Mizan was founded in 2001 in Mashhad, the capital of Khorasan Razavi Province. It rapidly emerged as a big lender attracting huge deposits, especially from the eastern regions where agriculture, horticulture and dairy farming are major economic activities.
However, failing to get back the huge loans it had splurged on risky ventures on the one hand, and mismanagement on the other, led to its collapse in early 2015.
The former quasi-lender owes 3.3 trillion rials to its customers, according to Tehranfar. It also has huge bad loans as do hundreds of government-owned banks and credit/financial institutions.

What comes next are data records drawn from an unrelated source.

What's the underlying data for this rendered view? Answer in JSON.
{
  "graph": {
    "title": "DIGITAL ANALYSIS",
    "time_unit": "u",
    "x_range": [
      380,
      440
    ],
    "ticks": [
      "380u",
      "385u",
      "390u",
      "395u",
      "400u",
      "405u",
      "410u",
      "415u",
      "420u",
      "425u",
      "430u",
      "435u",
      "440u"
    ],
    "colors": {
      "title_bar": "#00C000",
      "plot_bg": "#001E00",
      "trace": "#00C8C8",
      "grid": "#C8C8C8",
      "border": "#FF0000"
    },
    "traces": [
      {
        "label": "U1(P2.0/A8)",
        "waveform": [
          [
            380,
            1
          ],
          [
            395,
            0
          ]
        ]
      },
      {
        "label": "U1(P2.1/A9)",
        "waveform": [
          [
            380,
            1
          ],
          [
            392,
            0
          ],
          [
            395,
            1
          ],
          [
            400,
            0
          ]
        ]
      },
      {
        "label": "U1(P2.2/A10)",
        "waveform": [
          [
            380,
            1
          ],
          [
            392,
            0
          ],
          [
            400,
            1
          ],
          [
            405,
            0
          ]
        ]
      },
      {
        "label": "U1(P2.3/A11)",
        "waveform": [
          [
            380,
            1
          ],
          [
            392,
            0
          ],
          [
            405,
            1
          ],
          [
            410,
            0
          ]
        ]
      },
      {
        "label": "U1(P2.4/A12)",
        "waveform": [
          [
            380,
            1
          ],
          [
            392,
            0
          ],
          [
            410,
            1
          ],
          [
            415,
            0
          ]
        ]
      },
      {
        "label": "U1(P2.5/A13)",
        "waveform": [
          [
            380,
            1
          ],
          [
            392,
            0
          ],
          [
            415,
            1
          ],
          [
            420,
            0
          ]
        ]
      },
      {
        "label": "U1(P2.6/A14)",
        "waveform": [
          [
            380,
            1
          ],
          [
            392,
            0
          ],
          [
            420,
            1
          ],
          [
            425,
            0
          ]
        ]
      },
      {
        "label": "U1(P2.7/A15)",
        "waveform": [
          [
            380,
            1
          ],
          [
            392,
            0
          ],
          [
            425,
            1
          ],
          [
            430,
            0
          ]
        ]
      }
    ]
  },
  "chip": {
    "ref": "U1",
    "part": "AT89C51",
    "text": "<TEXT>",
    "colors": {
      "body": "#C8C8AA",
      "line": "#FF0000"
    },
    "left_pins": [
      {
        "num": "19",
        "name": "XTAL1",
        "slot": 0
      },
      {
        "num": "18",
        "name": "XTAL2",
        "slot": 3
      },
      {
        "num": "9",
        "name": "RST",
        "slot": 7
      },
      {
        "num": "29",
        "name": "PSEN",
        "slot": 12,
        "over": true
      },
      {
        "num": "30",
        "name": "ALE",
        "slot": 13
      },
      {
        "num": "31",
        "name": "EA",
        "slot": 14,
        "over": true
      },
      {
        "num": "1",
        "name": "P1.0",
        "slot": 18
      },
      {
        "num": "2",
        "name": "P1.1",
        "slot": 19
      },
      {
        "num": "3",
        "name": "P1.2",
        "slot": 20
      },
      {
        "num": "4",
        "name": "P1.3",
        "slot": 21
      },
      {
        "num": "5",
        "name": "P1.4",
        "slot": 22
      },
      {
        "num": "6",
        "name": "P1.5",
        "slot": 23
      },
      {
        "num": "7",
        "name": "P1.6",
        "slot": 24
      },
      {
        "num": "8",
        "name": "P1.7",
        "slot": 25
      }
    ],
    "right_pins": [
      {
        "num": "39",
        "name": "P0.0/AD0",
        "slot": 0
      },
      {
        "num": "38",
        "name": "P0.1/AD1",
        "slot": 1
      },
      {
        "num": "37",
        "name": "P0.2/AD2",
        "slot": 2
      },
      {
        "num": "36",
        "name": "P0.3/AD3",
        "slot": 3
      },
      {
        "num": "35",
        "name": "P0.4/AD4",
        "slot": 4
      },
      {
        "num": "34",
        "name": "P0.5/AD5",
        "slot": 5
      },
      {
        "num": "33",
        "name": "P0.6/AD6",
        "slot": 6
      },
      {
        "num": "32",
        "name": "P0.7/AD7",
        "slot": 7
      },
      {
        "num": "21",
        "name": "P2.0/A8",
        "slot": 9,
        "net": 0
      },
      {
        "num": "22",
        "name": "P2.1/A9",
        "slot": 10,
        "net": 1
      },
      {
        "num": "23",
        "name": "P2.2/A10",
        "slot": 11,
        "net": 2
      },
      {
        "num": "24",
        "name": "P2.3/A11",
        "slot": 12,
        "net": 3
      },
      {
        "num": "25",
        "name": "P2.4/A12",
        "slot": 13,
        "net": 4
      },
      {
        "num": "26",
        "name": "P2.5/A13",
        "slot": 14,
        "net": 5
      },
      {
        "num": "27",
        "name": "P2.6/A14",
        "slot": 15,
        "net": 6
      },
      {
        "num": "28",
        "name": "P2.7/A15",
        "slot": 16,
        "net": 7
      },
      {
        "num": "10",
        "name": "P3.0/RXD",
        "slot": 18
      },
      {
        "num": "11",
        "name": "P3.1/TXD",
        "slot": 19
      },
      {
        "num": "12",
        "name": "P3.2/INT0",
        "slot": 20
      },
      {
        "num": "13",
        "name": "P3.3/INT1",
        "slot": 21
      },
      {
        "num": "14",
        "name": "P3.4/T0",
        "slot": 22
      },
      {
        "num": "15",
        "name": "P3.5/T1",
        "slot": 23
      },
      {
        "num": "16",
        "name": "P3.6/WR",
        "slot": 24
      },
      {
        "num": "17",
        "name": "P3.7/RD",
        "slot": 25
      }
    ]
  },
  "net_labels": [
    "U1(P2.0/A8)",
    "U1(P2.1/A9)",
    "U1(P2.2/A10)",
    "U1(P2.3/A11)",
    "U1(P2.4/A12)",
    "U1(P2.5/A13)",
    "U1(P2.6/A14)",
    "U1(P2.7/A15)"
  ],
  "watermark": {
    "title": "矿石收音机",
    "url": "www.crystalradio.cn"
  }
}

Efforts by the CBI to sell the properties of the liquidated firm and repay anxious depositors has also been in vain due also to the lingering stagnation in the real estate market of the country over the past two years.
Major Debts to Be Cleared
If Bank Saderat pitches in to handle the affairs of the collapsed Mizan Institution, 85% of its debts will be cleared by the end of the fiscal Iranian year that ends in March 2016), according to the governor general of North Khorasan Province where the lender was based.
Ali Akbar Parvizi said a total of 2-3 trillion rials ($66.7m- $100m at the official exchange rate) are needed to reimburse the institution’s former depositors, which will be raised by selling Mizan’s assets by Saderat, IRNA reported Sunday.
He said 110,000 of Mizan’s small depositors have so far received their money and said, “The institution’s debts to major customers will be cleared through barter deals.”
The failed institution had created eight months of hassles for the banking and other relevant bodies, Parvizi said and urged the people to first enquire about the credit/financial companies’ trustworthiness and then open accounts with them.
“People should not endanger their assets for a mere 1-2% extra returns on deposits,” he warned.
Mizan Credit Institution, which refused to register with the Central Bank of Iran during 15 years of operation, owes huge amounts to its depositors. Repeated efforts to indemnify the victims of the company have so far proved futile.